豊前神楽は,旧豊前国地域において江戸時代まで神職によって伝承された神楽であり,明治時代以降は民間の神楽講社によって舞い継がれ,各地域の神社に奉納されている。天(あまの)岩戸(いわと)開(びら)きなどの記紀神話を題材とした演目を含むとともに,鬼役の「駈仙」が登場する演目が多く,本件の特徴の一つとなっている。また神社拝殿を舞台として舞うだけでなく,境内に高い竹柱である斎鉾を設置してこれに駈仙(みさき)鬼(おに)が登る湯立神楽など,大がかりな演目も伝承されている。上演形態にも特徴がみられ,当日祈願者がそれぞれ希望する演目ごとに奉納料を支払い,その演目が順次舞われるという奉納神楽のかたちを有している。

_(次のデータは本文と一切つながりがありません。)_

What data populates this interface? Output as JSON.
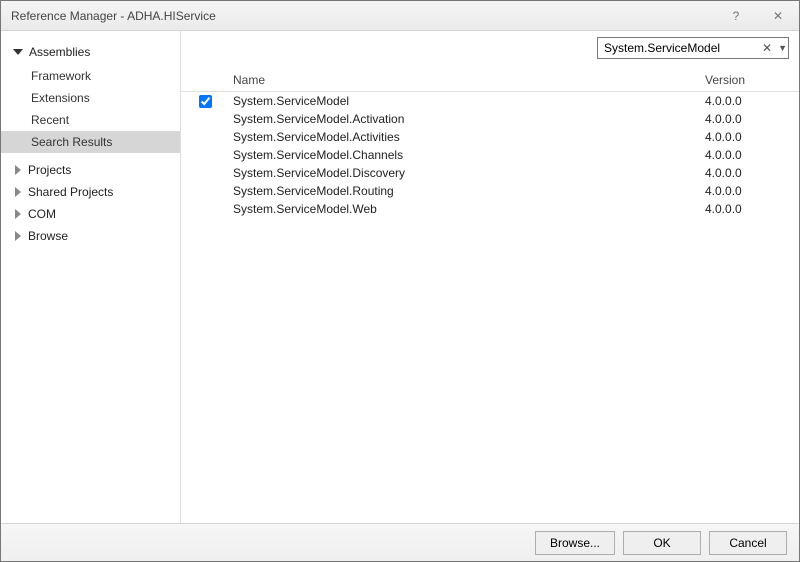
{
  "title": "Reference Manager - ADHA.HIService",
  "searchValue": "System.ServiceModel",
  "sidebar": {
    "categories": [
      {
        "label": "Assemblies",
        "expanded": true,
        "items": [
          {
            "label": "Framework"
          },
          {
            "label": "Extensions"
          },
          {
            "label": "Recent"
          },
          {
            "label": "Search Results",
            "active": true
          }
        ]
      },
      {
        "label": "Projects",
        "expanded": false
      },
      {
        "label": "Shared Projects",
        "expanded": false
      },
      {
        "label": "COM",
        "expanded": false
      },
      {
        "label": "Browse",
        "expanded": false
      }
    ]
  },
  "columns": {
    "name": "Name",
    "version": "Version"
  },
  "rows": [
    {
      "checked": true,
      "name": "System.ServiceModel",
      "version": "4.0.0.0"
    },
    {
      "checked": false,
      "name": "System.ServiceModel.Activation",
      "version": "4.0.0.0"
    },
    {
      "checked": false,
      "name": "System.ServiceModel.Activities",
      "version": "4.0.0.0"
    },
    {
      "checked": false,
      "name": "System.ServiceModel.Channels",
      "version": "4.0.0.0"
    },
    {
      "checked": false,
      "name": "System.ServiceModel.Discovery",
      "version": "4.0.0.0"
    },
    {
      "checked": false,
      "name": "System.ServiceModel.Routing",
      "version": "4.0.0.0"
    },
    {
      "checked": false,
      "name": "System.ServiceModel.Web",
      "version": "4.0.0.0"
    }
  ],
  "buttons": {
    "browse": "Browse...",
    "ok": "OK",
    "cancel": "Cancel"
  }
}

豊前神楽は,駈仙鬼が登場する演目が多数存在する点において,鬼役が主要な役割をはたす近隣の中国,九州地域の神楽との関連をうかがわせるほか,神楽講社が巡演する各神社の拝殿が楽屋を併設するなど,神楽舞台としての用途を意識した建築となっている点にも地域的特色が認められる。また,高足(たかあし)の五徳(ごとく)に釜を据えて湯による祓(はら)いを行うだけでなく,柱など高所へ登る行為や,火(ひ)渡(わた)りといった修験道と共通する構成内容を含む湯立神楽の内容などにも特徴が見られる。